Following months of negotiations, T-Mobile (NASDAQ:TMUS) and Sprint (NYSE:S) have scored a major victory as part of their proposed $26 billion merger: The U.S. Department of Justice has just approved the deal after the companies agreed to a package of concessions intended to preserve competition in the U.S. wireless market. Rumors that the approval was imminent sent Sprint shares higher on Wednesday, and CNBC reported last week that the DOJ was targeting this week for a final decision.
Here's where the megamerger stands.
Enabling a new fourth carrier
In line with what the previously media reported, T-Mobile and Sprint must divest Sprint's prepaid business, which includes Boost Mobile, Virgin Mobile, and Sprint's branded prepaid segment. Boost Mobile and Virgin Mobile are wholly owned subsidiaries that operate as mobile virtual network operators (MVNOs). DISH Network (NASDAQ:DISH) will scoop up the prepaid business in addition to wireless spectrum assets.
"Additionally, T-Mobile and Sprint must make available to Dish at least 20,000 cell sites and hundreds of retail locations," the DOJ notes in its announcement. "T-Mobile must also provide Dish with robust access to the T-Mobile network for a period of seven years while Dish builds out its own 5G network."
In other words, T-Mobile has to help support DISH's burgeoning wireless business, which will initially be composed of MVNOs buying wholesale capacity of the New T-Mobile network, giving DISH time to construct its own network. T-Mobile majority parent Deutsche Telekom has reportedly been concerned about the possibility of a larger company acquiring DISH and subsequently using New T-Mobile's network to compete against the combined entity, and it's unclear if the finalized divestiture deal comes with restrictions. Bloomberg reported earlier this week that DISH won't be able to sell off or transfer control of any of the assets for three years.

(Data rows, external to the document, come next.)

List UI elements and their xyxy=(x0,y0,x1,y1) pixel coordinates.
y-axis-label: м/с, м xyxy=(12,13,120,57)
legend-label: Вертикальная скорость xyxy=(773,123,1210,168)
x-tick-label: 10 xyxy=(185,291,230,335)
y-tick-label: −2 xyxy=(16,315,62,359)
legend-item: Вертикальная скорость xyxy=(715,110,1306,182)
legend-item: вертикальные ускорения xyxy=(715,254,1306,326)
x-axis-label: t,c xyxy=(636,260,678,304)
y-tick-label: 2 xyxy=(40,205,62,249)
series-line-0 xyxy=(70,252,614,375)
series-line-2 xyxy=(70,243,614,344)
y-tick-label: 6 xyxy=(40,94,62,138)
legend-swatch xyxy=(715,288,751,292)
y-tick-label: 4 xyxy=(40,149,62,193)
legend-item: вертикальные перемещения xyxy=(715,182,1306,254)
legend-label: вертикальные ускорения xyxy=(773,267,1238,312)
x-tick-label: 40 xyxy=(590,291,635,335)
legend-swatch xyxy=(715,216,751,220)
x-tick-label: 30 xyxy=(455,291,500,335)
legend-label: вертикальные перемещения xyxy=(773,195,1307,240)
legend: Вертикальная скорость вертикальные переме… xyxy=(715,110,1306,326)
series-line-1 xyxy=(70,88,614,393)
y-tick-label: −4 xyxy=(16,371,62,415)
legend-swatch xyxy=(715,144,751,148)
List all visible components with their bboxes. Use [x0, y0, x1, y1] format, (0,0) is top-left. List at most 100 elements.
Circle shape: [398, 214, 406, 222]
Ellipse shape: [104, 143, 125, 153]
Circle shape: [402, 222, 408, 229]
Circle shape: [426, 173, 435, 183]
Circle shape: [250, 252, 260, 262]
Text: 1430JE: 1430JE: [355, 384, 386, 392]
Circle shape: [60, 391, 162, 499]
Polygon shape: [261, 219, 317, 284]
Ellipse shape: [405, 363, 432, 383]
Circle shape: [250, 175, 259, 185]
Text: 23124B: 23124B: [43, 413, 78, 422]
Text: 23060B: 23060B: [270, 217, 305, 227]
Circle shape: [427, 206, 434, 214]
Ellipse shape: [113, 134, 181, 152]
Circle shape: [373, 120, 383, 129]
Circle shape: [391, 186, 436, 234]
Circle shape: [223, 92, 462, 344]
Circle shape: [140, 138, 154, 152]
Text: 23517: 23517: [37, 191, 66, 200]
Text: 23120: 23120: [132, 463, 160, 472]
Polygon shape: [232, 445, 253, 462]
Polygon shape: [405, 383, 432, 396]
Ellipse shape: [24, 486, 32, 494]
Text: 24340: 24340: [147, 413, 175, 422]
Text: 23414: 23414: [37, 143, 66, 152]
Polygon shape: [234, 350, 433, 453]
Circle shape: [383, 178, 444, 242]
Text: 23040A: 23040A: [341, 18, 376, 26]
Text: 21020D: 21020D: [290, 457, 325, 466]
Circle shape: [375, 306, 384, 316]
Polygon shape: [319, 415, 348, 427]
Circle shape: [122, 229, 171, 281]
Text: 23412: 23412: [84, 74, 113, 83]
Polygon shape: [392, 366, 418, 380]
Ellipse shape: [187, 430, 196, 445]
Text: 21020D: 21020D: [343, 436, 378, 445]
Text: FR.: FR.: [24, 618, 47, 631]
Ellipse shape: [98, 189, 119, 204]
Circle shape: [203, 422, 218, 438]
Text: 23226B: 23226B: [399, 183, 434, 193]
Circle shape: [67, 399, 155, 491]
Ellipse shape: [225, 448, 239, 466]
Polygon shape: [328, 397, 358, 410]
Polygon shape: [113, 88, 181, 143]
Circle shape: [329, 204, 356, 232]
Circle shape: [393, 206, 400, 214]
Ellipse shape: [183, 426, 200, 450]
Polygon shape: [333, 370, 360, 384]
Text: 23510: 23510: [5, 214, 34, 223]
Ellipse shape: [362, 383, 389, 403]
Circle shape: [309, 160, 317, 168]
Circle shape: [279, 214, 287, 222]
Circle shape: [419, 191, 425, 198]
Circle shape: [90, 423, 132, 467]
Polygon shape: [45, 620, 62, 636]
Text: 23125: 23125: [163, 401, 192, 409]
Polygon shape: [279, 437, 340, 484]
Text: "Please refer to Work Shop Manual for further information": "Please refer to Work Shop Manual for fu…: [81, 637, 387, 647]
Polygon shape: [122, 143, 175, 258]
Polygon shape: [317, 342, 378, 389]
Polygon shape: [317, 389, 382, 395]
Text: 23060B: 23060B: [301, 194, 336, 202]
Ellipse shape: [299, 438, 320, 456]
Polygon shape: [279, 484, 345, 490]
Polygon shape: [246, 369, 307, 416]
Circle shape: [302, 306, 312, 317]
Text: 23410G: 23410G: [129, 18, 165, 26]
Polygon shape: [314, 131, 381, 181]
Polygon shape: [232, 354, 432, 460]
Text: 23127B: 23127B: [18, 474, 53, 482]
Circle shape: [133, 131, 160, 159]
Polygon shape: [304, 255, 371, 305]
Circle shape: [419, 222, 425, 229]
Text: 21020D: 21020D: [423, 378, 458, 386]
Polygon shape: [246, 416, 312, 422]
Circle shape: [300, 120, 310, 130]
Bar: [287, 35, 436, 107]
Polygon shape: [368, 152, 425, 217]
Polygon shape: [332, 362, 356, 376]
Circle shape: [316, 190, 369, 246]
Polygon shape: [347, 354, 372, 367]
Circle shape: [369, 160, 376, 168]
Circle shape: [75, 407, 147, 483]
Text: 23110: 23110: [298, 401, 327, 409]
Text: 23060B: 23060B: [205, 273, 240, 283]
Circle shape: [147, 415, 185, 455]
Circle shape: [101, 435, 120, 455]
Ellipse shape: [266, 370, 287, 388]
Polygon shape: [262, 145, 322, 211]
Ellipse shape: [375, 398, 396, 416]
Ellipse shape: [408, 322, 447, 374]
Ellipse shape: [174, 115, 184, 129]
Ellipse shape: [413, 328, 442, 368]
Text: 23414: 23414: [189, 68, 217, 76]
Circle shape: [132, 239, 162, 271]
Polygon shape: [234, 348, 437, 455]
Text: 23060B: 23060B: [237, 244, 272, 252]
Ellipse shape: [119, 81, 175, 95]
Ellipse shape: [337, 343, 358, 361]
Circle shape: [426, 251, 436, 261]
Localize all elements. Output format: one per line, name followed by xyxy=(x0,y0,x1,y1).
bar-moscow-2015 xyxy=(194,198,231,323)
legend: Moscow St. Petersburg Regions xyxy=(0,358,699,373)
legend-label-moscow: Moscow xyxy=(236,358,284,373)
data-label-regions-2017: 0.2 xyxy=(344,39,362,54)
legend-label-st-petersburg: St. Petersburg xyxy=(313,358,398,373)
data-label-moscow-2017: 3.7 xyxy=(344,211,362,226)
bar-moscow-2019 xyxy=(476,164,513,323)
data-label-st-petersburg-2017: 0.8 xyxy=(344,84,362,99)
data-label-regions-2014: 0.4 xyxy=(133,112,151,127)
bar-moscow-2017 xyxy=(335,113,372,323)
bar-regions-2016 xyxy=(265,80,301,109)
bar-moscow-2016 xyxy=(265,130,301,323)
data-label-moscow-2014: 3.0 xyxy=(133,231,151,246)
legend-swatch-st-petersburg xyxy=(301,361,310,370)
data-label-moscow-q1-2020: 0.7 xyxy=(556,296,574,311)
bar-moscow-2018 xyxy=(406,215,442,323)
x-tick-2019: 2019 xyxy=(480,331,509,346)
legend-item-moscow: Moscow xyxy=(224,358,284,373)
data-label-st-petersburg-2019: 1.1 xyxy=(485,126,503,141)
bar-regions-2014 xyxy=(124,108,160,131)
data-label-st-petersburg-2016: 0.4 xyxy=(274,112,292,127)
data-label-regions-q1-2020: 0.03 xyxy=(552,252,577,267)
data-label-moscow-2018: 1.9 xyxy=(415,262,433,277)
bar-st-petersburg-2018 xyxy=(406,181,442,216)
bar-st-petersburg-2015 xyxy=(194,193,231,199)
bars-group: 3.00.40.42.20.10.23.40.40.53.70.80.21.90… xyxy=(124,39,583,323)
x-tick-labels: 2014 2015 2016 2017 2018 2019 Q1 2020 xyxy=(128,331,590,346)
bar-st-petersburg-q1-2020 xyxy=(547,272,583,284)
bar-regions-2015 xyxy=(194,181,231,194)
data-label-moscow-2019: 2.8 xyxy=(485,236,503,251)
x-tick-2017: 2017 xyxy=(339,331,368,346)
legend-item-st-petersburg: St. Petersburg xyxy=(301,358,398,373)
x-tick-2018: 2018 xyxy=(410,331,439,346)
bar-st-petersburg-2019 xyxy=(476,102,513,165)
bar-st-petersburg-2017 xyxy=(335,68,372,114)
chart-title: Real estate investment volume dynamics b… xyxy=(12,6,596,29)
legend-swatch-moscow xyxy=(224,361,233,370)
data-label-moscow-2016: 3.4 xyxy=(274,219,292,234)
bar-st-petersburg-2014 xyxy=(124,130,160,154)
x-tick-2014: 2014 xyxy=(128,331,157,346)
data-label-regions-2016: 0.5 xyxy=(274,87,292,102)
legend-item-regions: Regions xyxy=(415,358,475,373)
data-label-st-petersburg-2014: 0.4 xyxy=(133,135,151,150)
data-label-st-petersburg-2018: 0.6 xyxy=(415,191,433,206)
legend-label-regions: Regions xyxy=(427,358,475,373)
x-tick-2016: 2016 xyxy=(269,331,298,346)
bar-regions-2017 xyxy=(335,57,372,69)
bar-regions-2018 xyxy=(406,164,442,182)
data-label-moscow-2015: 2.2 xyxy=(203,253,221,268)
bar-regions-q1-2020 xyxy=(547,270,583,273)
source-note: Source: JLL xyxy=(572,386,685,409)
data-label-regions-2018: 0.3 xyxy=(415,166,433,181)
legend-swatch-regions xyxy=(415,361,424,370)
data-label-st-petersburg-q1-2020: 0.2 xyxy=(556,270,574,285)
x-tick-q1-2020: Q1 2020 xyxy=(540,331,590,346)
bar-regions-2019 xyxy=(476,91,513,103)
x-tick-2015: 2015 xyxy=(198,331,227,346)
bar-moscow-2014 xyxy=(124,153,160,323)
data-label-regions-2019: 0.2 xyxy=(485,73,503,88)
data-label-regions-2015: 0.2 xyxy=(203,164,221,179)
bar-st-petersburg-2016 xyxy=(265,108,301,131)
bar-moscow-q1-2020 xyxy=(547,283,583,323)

"With this merger and accompanying divestiture, we are expanding output significantly by ensuring that large amounts of currently unused or underused spectrum are made available to American consumers in the form of high quality 5G networks," DOJ antitrust chief Makan Delrahim said in a statement. "Today's settlement will provide Dish with the assets and transitional services required to become a facilities-based mobile network operator that can provide a full range of mobile wireless services nationwide."
Critics worry that DISH has "no experience" as a wireless carrier
It's also worth noting that the DOJ's proposed settlement includes five state attorneys general. Ten state prosecutors filed a multistate lawsuit in June to block the deal, with four more joining the fight. With five states -- Nebraska, Kansas, Ohio, Oklahoma, and South Dakota -- getting on board with the settlement, that leaves nine to proceed with the case. The DOJ is concurrently filing a lawsuit to block the deal, as well as the proposed settlement, which must be approved by the U.S. District Court for the District of Columbia.
New York Attorney General Letitia James still maintains that the merger will hurt consumers, even after the concessions. "We have serious concerns that cobbling together this new fourth mobile player, with the government picking winners and losers, will not address the merger's harm to consumers, workers, and innovation," James said in a release today. Her office points out that DISH "has never owned any kind of mobile wireless business and has no experience building or operating a nationwide mobile wireless network," undercutting the notion that DISH will be a competitive fourth carrier.